Figure 6. In Lrp5 Null Glands, the Basal Cell Population is Depleted.

A) FACS analysis of Lrp5 +/+, −/−, and MMTV-Wnt1 MECs stained with CD49f and CD24. Gates were drawn to indicate the luminal and basal lineages. Right panel, quantification of the ratio of basal to luminal cells from three independent FACS analyses of CD24/CD49f profiles, shown in left panel. B) Western analysis of lysates prepared from uncultured Lrp5 +/+, −/−, and MMTV-Wnt1 MECs. Blots were probed with the basal cell marker, K5, and re-probed with tubulin, as a loading control. C) Representative heatmap and statistical analysis of basal markers from microarray of Lrp5 +/+ and −/− MECs. Samples were analyzed by GeneSifter software and compared by t-test, *p<0.05. D) Immunofluorescent staining of cultured Lrp5 +/+ and −/− MECs. Cells were cultured for 3 days in normal culture media and stained for K8 (red), SMA (green), and DNA (blue), scale bars = 20 µm. Insets depict 5×enlargements, scale bars = 4 µm. The number of large, flattened SMA positive cells were quantified from several fields of immunofluorescent staining of Lrp5 +/+ and −/− cultured MECs from two independent experiments. E) Quantification of p16^Ink4a mRNA levels from Lrp5 +/+ and −/− MECs, after 3 days of culture. F) Quantification of p16^Ink4a mRNA expression levels of purified luminal and basal Lrp5 +/+ and −/− MECs after culture. mRNA levels were normalized to the housekeeping genes, TBP and HPRT. Normalized expression = 2^−ΔCt (see Methods S1). G) Quantification of TA-p63 and ΔN-p63 mRNA expression levels of uncultured Lrp5+/+, −/−, and MMTV-Wnt1 MECs. Data is expressed as fold change over Lrp5 +/+. Data were compared by Wilcoxon Rank Sum Test. Significance was established at p<0.05.

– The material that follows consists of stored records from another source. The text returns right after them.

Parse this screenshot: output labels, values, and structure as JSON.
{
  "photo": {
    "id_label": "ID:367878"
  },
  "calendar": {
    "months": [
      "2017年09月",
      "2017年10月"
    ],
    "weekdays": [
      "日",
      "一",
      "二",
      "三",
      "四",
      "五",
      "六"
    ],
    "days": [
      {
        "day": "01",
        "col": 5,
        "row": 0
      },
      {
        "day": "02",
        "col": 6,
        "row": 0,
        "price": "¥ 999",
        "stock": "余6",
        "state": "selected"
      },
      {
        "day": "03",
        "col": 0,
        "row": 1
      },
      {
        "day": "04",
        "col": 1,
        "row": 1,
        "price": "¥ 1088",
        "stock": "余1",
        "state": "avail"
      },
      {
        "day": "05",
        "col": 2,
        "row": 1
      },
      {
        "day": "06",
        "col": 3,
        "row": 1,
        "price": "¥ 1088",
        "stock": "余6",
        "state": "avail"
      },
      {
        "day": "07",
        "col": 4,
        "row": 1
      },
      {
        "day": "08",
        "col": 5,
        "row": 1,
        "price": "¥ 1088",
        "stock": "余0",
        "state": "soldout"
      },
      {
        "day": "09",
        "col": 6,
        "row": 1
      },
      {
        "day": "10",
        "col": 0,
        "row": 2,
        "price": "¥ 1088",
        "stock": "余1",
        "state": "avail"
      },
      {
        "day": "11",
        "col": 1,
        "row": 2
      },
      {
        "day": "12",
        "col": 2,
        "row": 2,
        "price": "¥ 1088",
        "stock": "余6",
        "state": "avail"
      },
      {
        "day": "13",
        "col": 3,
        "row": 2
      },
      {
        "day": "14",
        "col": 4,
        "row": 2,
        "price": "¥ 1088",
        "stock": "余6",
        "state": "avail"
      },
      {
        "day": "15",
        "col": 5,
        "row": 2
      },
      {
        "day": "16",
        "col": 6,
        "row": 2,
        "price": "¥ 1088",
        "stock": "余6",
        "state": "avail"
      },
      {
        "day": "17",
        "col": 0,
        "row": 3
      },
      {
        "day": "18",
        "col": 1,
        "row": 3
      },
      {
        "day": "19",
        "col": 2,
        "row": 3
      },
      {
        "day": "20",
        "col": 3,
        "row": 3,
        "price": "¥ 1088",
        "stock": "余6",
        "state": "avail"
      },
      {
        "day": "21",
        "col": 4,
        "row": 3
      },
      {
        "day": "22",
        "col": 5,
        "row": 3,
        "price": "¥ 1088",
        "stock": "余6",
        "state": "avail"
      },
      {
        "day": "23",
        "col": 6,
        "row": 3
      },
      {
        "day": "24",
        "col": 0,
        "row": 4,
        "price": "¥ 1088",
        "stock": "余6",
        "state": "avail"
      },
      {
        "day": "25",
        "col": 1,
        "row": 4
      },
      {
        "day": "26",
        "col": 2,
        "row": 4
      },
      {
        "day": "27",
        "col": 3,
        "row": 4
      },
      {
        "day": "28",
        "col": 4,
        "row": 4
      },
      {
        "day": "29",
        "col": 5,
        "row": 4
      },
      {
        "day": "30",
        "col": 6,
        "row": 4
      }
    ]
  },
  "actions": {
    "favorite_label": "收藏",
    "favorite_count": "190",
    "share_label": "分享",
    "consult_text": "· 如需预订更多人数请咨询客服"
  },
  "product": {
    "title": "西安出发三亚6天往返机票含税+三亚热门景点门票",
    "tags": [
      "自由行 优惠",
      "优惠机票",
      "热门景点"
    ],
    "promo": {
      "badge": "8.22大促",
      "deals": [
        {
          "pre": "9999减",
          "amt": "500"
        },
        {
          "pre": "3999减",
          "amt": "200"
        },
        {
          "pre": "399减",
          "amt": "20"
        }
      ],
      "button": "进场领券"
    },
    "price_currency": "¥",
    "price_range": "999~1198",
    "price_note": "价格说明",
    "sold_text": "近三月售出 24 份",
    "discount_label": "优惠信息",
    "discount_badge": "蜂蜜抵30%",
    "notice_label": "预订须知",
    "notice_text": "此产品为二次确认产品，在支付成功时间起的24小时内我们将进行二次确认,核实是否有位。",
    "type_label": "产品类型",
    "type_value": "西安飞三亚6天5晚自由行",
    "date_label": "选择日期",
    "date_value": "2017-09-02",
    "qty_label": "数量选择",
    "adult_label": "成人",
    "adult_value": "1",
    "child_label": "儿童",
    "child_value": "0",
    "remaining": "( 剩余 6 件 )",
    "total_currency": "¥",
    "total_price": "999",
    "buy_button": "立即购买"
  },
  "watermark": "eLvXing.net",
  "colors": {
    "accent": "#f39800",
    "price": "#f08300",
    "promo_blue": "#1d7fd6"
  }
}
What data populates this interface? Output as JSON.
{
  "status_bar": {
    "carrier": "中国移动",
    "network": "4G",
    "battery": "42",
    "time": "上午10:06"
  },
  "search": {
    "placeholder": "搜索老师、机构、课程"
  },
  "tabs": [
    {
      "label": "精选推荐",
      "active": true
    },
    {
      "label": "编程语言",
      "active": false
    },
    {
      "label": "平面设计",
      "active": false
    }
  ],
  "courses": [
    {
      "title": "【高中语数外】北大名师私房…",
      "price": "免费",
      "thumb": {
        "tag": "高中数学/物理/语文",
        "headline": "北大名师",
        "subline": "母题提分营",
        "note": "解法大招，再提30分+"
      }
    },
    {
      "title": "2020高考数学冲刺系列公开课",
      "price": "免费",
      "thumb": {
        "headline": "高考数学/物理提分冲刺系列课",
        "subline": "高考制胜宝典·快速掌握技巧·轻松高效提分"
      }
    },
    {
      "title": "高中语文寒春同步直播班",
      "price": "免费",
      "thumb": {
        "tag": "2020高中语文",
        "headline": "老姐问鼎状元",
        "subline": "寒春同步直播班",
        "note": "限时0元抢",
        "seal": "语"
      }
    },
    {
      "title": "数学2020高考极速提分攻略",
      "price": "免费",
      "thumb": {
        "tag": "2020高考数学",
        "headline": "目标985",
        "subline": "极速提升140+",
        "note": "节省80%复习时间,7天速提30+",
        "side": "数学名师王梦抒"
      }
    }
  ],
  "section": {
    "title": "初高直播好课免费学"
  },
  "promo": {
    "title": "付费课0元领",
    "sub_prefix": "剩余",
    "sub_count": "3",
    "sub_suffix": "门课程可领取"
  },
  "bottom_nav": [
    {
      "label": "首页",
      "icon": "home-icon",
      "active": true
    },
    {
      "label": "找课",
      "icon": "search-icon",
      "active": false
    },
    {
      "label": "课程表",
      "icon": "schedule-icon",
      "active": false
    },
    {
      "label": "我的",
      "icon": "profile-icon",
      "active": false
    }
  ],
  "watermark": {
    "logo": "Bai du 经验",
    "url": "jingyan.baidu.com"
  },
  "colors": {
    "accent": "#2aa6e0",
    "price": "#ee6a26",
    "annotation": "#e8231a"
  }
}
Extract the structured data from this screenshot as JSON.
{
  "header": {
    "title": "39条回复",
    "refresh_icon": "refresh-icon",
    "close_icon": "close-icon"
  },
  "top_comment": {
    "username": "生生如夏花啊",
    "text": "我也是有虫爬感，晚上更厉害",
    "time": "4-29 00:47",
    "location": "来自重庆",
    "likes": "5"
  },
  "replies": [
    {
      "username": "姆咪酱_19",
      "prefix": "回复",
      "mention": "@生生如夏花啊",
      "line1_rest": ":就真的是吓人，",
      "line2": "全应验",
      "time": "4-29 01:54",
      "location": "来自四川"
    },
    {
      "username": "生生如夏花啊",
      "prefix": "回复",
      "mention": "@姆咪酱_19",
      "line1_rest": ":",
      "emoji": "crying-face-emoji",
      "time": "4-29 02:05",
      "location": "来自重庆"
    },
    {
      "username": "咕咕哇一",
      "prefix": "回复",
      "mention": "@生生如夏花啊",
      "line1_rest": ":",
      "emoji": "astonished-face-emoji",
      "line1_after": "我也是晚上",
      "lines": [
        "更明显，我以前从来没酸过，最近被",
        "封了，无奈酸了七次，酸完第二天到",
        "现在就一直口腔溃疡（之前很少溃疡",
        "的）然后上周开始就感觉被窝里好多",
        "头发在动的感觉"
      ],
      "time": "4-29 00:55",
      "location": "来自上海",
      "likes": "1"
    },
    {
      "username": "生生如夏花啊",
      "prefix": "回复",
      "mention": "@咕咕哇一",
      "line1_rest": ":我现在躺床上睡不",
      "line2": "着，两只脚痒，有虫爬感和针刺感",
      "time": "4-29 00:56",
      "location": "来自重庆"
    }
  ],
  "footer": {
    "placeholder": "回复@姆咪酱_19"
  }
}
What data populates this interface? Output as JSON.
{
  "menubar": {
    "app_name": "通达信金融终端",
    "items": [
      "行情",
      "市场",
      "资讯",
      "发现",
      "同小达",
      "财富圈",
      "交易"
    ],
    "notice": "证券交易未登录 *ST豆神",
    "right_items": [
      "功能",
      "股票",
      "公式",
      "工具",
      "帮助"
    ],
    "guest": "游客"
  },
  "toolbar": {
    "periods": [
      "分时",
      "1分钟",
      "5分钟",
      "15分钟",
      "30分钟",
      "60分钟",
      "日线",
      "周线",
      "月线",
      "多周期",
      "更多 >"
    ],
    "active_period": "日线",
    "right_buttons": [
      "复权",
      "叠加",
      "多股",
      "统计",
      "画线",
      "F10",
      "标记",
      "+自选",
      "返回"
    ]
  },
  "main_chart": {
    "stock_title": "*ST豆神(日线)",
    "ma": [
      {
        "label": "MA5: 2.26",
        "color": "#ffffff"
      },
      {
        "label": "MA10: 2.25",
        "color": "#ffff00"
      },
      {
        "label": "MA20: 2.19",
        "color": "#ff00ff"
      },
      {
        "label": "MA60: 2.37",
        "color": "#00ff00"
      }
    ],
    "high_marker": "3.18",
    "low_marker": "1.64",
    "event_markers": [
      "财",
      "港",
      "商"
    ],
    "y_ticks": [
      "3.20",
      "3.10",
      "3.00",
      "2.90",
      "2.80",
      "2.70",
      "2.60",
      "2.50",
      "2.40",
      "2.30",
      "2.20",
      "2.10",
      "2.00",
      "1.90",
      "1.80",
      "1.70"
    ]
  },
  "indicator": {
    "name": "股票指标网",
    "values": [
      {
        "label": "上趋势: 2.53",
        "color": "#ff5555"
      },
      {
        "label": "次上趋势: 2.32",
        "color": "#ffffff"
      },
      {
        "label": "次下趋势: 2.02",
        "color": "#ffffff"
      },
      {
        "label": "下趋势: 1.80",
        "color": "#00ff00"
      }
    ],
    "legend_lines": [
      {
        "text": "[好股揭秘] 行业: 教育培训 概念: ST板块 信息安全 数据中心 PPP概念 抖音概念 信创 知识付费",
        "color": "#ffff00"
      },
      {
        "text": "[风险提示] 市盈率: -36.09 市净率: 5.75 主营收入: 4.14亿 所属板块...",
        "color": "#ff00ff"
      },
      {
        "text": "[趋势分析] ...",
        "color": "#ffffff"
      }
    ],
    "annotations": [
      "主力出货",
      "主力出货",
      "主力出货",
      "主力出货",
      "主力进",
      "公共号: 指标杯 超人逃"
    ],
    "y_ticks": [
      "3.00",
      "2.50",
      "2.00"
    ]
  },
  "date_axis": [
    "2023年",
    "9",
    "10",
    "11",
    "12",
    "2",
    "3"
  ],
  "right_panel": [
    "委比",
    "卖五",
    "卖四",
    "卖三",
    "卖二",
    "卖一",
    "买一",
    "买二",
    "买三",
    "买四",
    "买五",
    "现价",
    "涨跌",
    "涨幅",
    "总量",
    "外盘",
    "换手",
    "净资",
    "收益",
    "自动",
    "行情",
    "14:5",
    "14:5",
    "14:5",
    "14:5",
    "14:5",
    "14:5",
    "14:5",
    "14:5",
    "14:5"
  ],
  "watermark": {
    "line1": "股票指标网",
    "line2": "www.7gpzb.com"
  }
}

Figure 7. Wnt Signaling of Whole Populations is not Significantly Affected by the Absence of Lrp5.

A) Quantification of Lrp5 and Lrp6 mRNA levels in Lrp5 +/+ and −/− MECs. B) Quantification of expression of the Wnt target gene, Axin2, mRNA in Lrp5 +/+ and −/− MECs. C) Quantification of Axin2 and Gpr49 mRNA expression levels in Lrp5 +/+ and −/− MECs treated with Wnt3a or control conditioned media. All samples were cultured for three days and mRNA levels were normalized to the expression of the housekeeping genes, TBP and HPRT (as described in the Methods section). Normalized expression = 2^−ΔCt (see Methods S1). Data shown in A were compared by unpaired Student's t-test. Data shown in B and C were compared by Wilcoxon Rank Sum Test. Significance was established at p<0.05.